Re: [Patch-86512]: Subnormal float support in armv7(with -msoft-float) for intrinsics
- From: Wilco Dijkstra <Wilco dot Dijkstra at arm dot com>
- To: Nicolas Pitre <nico at fluxnic dot net>, "gcc-patches at gcc dot gnu dot org" <gcc-patches at gcc dot gnu dot org>, Umesh Kalappa <umesh dot kalappa0 at gmail dot com>
- Cc: Richard Earnshaw <Richard dot Earnshaw at arm dot com>, nd <nd at arm dot com>, Szabolcs Nagy <Szabolcs dot Nagy at arm dot com>, Ramana Radhakrishnan <Ramana dot Radhakrishnan at arm dot com>
- Date: Fri, 27 Jul 2018 13:32:26 +0000
- Subject: Re: [Patch-86512]: Subnormal float support in armv7(with -msoft-float) for intrinsics
- References: <CAGfacvSoQyq-9PGFmEntmH5QHSMc2HpYsoJTSf1eAMPgZZK_EQ@mail.gmail.com>,<nycvar.YSQ.7.76.1807261213390.2327@knanqh.ubzr>
Hi Nicolas,
I think your patch doesn't quite work as expected:
@@ -238,9 +238,10 @@ LSYM(Lad_a):
movs ip, ip, lsl #1
adcs xl, xl, xl
adc xh, xh, xh
- tst xh, #0x00100000
- sub r4, r4, #1
- bne LSYM(Lad_e)
+ subs r4, r4, #1
+ do_it hs
+ tsths xh, #0x00100000
+ bhi LSYM(Lad_e)
If the exponent in r4 is zero, the carry bit will be clear, so we don't execute the tsths
and fallthrough (the denormal will be normalized and then denormalized again, but
that's so rare it doesn't matter really).
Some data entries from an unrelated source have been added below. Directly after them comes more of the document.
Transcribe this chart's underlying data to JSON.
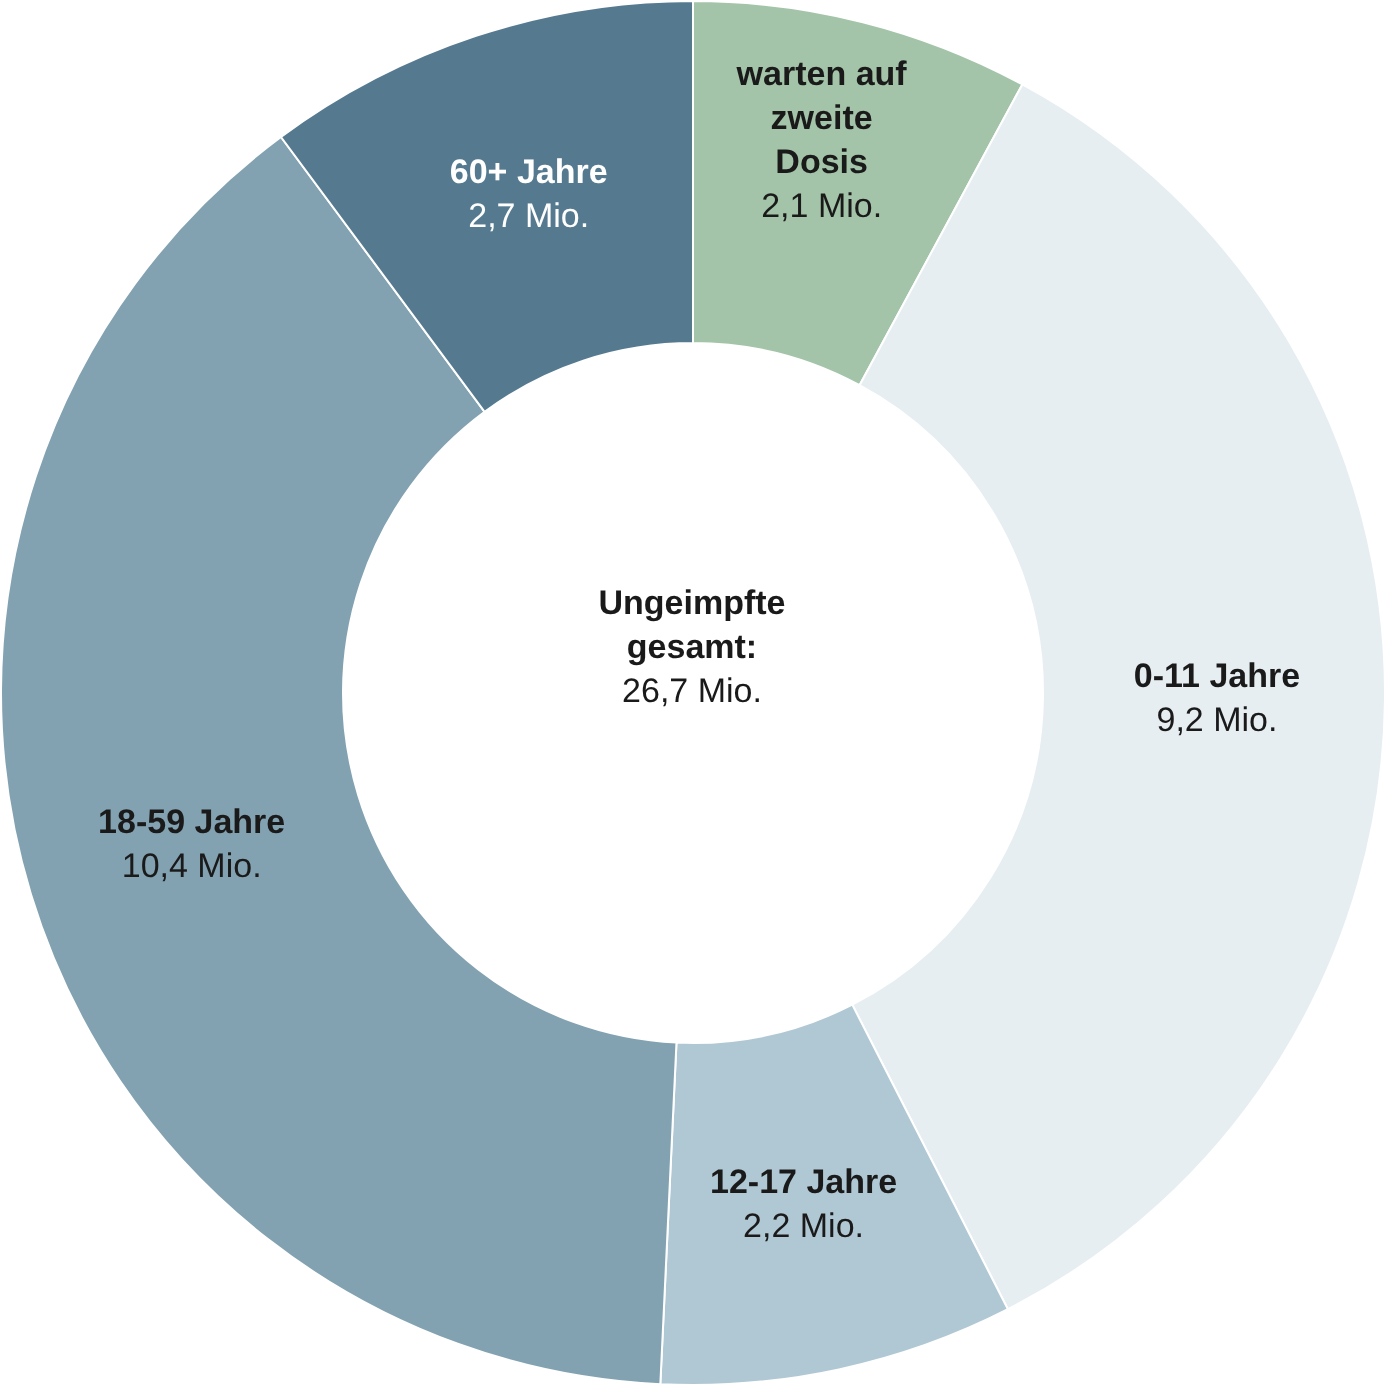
{
  "chart_data": {
    "type": "donut",
    "categories": [
      "warten auf zweite Dosis",
      "0-11 Jahre",
      "12-17 Jahre",
      "18-59 Jahre",
      "60+ Jahre"
    ],
    "values": [
      2.1,
      9.2,
      2.2,
      10.4,
      2.7
    ],
    "value_labels": [
      "2,1 Mio.",
      "9,2 Mio.",
      "2,2 Mio.",
      "10,4 Mio.",
      "2,7 Mio."
    ],
    "colors": [
      "#a3c4a8",
      "#e6eef2",
      "#b0c8d4",
      "#82a2b1",
      "#557a90"
    ],
    "annotations": [
      "Ungeimpfte gesamt:",
      "26,7 Mio."
    ]
  }
}
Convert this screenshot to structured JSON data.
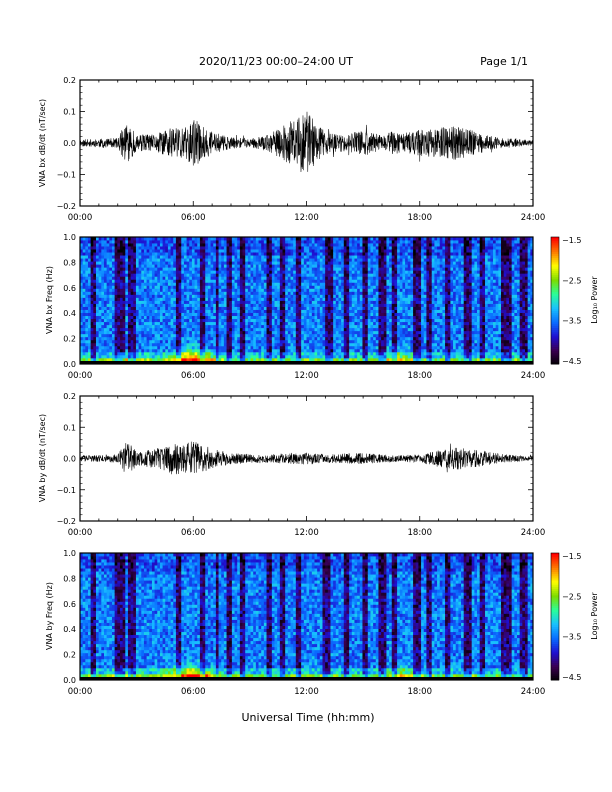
{
  "header": {
    "title": "2020/11/23  00:00–24:00 UT",
    "page": "Page 1/1"
  },
  "xaxis_label": "Universal Time (hh:mm)",
  "time_ticks": [
    "00:00",
    "06:00",
    "12:00",
    "18:00",
    "24:00"
  ],
  "colors": {
    "trace": "#000000",
    "colormap": [
      "#000000",
      "#3a0050",
      "#1f0fd0",
      "#0a6cff",
      "#18c0ff",
      "#2aff9a",
      "#7ddc00",
      "#ffff00",
      "#ff7a00",
      "#ff0000"
    ]
  },
  "chart_data": [
    {
      "type": "line",
      "ylabel": "VNA bx dB/dt (nT/sec)",
      "xlim": [
        0,
        24
      ],
      "ylim": [
        -0.2,
        0.2
      ],
      "yticks": [
        "0.2",
        "0.1",
        "0.0",
        "−0.1",
        "−0.2"
      ],
      "envelope": {
        "t": [
          0,
          1,
          2,
          2.4,
          2.6,
          3,
          4,
          4.5,
          5,
          5.5,
          6,
          6.5,
          7,
          8,
          9,
          10,
          10.5,
          11,
          11.5,
          12,
          12.5,
          13,
          14,
          15,
          16,
          16.5,
          17,
          18,
          19,
          20,
          21,
          22,
          23,
          24
        ],
        "amp": [
          0.012,
          0.015,
          0.018,
          0.07,
          0.06,
          0.03,
          0.03,
          0.05,
          0.07,
          0.05,
          0.09,
          0.06,
          0.04,
          0.02,
          0.015,
          0.03,
          0.05,
          0.07,
          0.09,
          0.12,
          0.07,
          0.04,
          0.03,
          0.045,
          0.03,
          0.04,
          0.035,
          0.045,
          0.055,
          0.06,
          0.04,
          0.02,
          0.015,
          0.01
        ]
      }
    },
    {
      "type": "heatmap",
      "ylabel": "VNA bx Freq (Hz)",
      "xlim": [
        0,
        24
      ],
      "ylim": [
        0,
        1
      ],
      "yticks": [
        "1.0",
        "0.8",
        "0.6",
        "0.4",
        "0.2",
        "0.0"
      ],
      "colorbar": {
        "label": "Log₁₀ Power",
        "min": -4.5,
        "max": -1.5,
        "ticks": [
          "−1.5",
          "−2.5",
          "−3.5",
          "−4.5"
        ]
      },
      "quiet_intervals": [
        [
          0.6,
          0.9
        ],
        [
          1.9,
          2.4
        ],
        [
          2.6,
          2.9
        ],
        [
          5.1,
          5.4
        ],
        [
          6.4,
          6.7
        ],
        [
          7.2,
          7.4
        ],
        [
          7.8,
          8.0
        ],
        [
          8.5,
          8.8
        ],
        [
          9.9,
          10.2
        ],
        [
          10.6,
          10.9
        ],
        [
          11.4,
          11.7
        ],
        [
          13.0,
          13.4
        ],
        [
          14.0,
          14.3
        ],
        [
          15.0,
          15.3
        ],
        [
          15.8,
          16.2
        ],
        [
          16.5,
          16.8
        ],
        [
          17.6,
          18.0
        ],
        [
          18.3,
          18.6
        ],
        [
          19.3,
          19.6
        ],
        [
          20.4,
          20.8
        ],
        [
          21.2,
          21.5
        ],
        [
          22.3,
          22.8
        ],
        [
          23.3,
          23.7
        ]
      ],
      "enhancements": [
        [
          2.5,
          0.1
        ],
        [
          5.3,
          0.15
        ],
        [
          6.0,
          0.2
        ],
        [
          6.6,
          0.12
        ],
        [
          16.8,
          0.18
        ]
      ]
    },
    {
      "type": "line",
      "ylabel": "VNA by dB/dt (nT/sec)",
      "xlim": [
        0,
        24
      ],
      "ylim": [
        -0.2,
        0.2
      ],
      "yticks": [
        "0.2",
        "0.1",
        "0.0",
        "−0.1",
        "−0.2"
      ],
      "envelope": {
        "t": [
          0,
          1,
          2,
          2.5,
          2.7,
          3,
          4,
          4.5,
          5,
          5.5,
          6,
          6.5,
          7,
          8,
          9,
          10,
          11,
          12,
          13,
          14,
          15,
          16,
          17,
          18,
          19,
          20,
          21,
          22,
          23,
          24
        ],
        "amp": [
          0.01,
          0.012,
          0.015,
          0.065,
          0.05,
          0.025,
          0.035,
          0.045,
          0.06,
          0.05,
          0.065,
          0.05,
          0.035,
          0.02,
          0.015,
          0.015,
          0.02,
          0.022,
          0.015,
          0.018,
          0.02,
          0.015,
          0.012,
          0.015,
          0.03,
          0.04,
          0.03,
          0.02,
          0.012,
          0.008
        ]
      }
    },
    {
      "type": "heatmap",
      "ylabel": "VNA by Freq (Hz)",
      "xlim": [
        0,
        24
      ],
      "ylim": [
        0,
        1
      ],
      "yticks": [
        "1.0",
        "0.8",
        "0.6",
        "0.4",
        "0.2",
        "0.0"
      ],
      "colorbar": {
        "label": "Log₁₀ Power",
        "min": -4.5,
        "max": -1.5,
        "ticks": [
          "−1.5",
          "−2.5",
          "−3.5",
          "−4.5"
        ]
      },
      "quiet_intervals": [
        [
          0.6,
          0.9
        ],
        [
          1.9,
          2.4
        ],
        [
          2.6,
          2.9
        ],
        [
          5.1,
          5.4
        ],
        [
          6.4,
          6.7
        ],
        [
          7.2,
          7.4
        ],
        [
          7.8,
          8.0
        ],
        [
          8.5,
          8.8
        ],
        [
          9.9,
          10.2
        ],
        [
          10.6,
          10.9
        ],
        [
          11.4,
          11.7
        ],
        [
          12.9,
          13.2
        ],
        [
          14.0,
          14.3
        ],
        [
          15.0,
          15.3
        ],
        [
          15.8,
          16.2
        ],
        [
          16.5,
          16.8
        ],
        [
          17.6,
          18.0
        ],
        [
          18.3,
          18.6
        ],
        [
          19.3,
          19.6
        ],
        [
          20.4,
          20.8
        ],
        [
          21.2,
          21.5
        ],
        [
          22.3,
          22.8
        ],
        [
          23.3,
          23.7
        ]
      ],
      "enhancements": [
        [
          2.5,
          0.1
        ],
        [
          5.3,
          0.15
        ],
        [
          6.0,
          0.2
        ],
        [
          6.6,
          0.12
        ],
        [
          17.0,
          0.15
        ]
      ]
    }
  ]
}
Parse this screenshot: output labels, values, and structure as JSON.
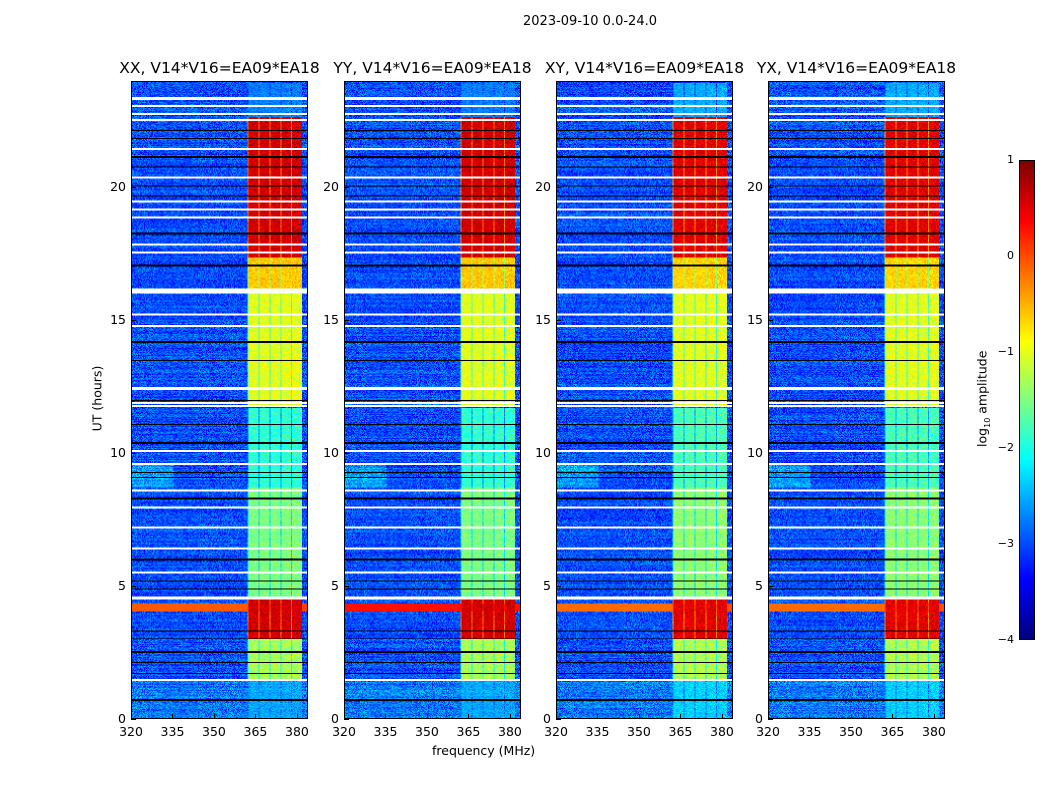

However if r4 is non-zero, the carry will be set, and the tsths will be executed. This
clears the carry and sets the Z flag based on bit 20. We will now also always
fallthrough rather than take the branch if bit 20 is non-zero. This may still give the
correct answer, however it would add considerable extra overhead... I think using
a cmp rather than tst would work.
Wilco